Mei(n) Minga!

Fasching

Der Berliner Christian Gödecke ist für drei Monate in München. An dieser Stelle steht jede Woche sein Tagebuch aus einer fremden Stadt.

Ich bin kein Freund von Fasching. Ich habe da schlechte Erinnerungen. Einmal war ich als kleiner Junge zu einem Kindergeburtstag eingeladen. Es war Faschingszeit und meine Mutter hatte mich als Pirat verkleidet. Nun ist der Pirat keine besonders ausgefallene Verkleidung. Doch ich war stolz auf mein Kostüm. Als ich auf dem Kindergeburtstag ankam, war ich der einzige Verkleidete. Seither habe ich nie wieder Fasching gefeiert.

Vor vier Tagen war ich im Hofbräuhaus. Hier ist gerade auch Fasching. Und viele Gäste in diesem traditionellen Gasthaus hatten sich deshalb verkleidet. Die meisten als bierbäuchige, rotwangige Männer mit Gamsbart. Es war nicht besonders schön anzusehen. Einige Frauen gingen als Japanerinnen. Fünf Männer hatten sich Trachten angezogen und Musikinstrumente dabei. Sie spielten An der Nordseeküste und Auf der Reeperbahn nachts um halb eins. Ein bisschen fühlte ich mich wie damals auf dem Kindergeburtstag. Nur dass ich diesmal der einzige war, der sich nicht verkleidet hatte.

Es wurde geschunkelt, gesungen, gelacht - und getrunken. Am meisten an den Stammtischen. Davon gibt es im Hofbräuhaus einige. In meiner Nähe standen drei. Sie boten Platz für jeweils zwanzig Menschen. Der erste Stammtisch hieß Die Eingebor'nen oder so.
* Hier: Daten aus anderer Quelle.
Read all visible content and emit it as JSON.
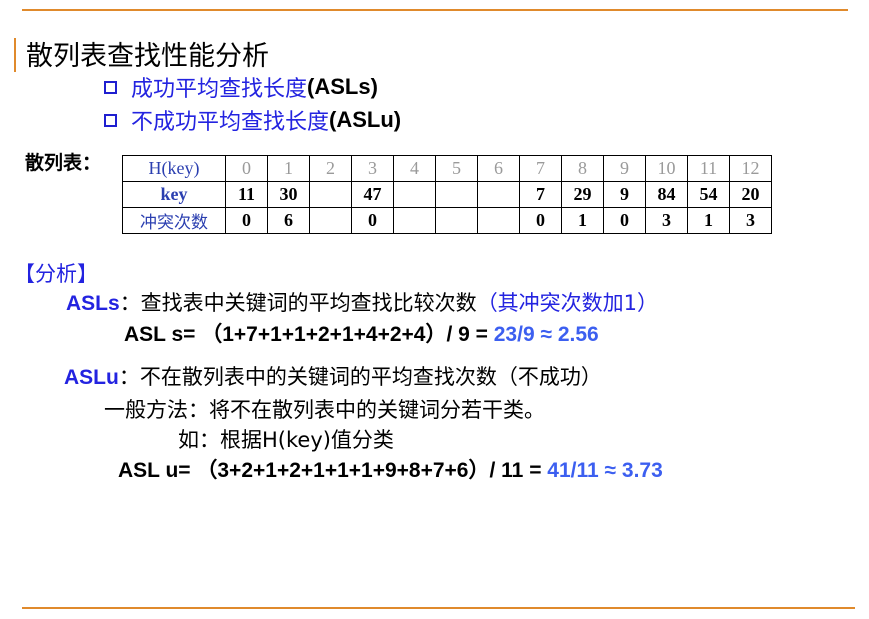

An ihm saßen nur zehn Männer, aber der Tisch war trotzdem voll. Die Männer auch. Anders war es nicht zu erklären, dass sie in Ermangelung von Frauen sogar den Obern auf die Allerwertesten schlugen. Alle lachten und als Auf der Reeperbahn... gespielt wurde, sangen sie mit. Jedenfalls den Refrain.

Am zweiten Stammtisch - bei den Auß'nseitern - saßen ein fülliger Mann mit Gamsbart und noch ein fülliger Mann ohne Gamsbart, aber mit Vollbart. Beide hatten glühend rote Wangen und jeweils ein Weißbier vor sich stehen. Sie unterhielten sich mit drei japanischen Mädchen. Offensichtlich hatten die beiden älteren Männer den drei jungen Frauen ein Weißbier ausgegeben. Die Japanerinnen mochten aber kein Weißbier, denn die Gläser waren noch voll. Eine der Japanerinnen malte etwas. Als sie fertig war, zeigte sie dem Gamsbartträger das Blatt. Darauf war ein dicker Mann mit Gamsbart. Der Mann lachte und zeigte dann dem anderen Mann das Bild. Der lachte auch und nickte anerkennend. Er wollte wohl auch so ein Bild haben. Dann sagte der Gamsbart Thank you. Als Dankeschön bestellte er der Japanerin noch ein Weißbier.

Am dritten Stammtisch saßen auch zehn Männer. Sie sahen aus wie die Eingebor'nen, aber schlugen weder den Obern auf den Hintern noch sangen sie bei den Liedern der Hofbräukapelle mit. Sie saßen einfach nur da und starrten grimmig in ihre Bierkrüge. Sie schienen eher verärgert, dass man in ihrem Bayern norddeutsche Lieder spielte und Japanerinnen sich mit Bildern über ihre Landsleute lustig machten. Ihnen war einfach nicht zum Feiern zumute. Als zwei von ihnen bezahlten, warfen sie mir einen freundlichen Blick zu und lächelten. Sie hatten verstanden, die Brüder im Geiste.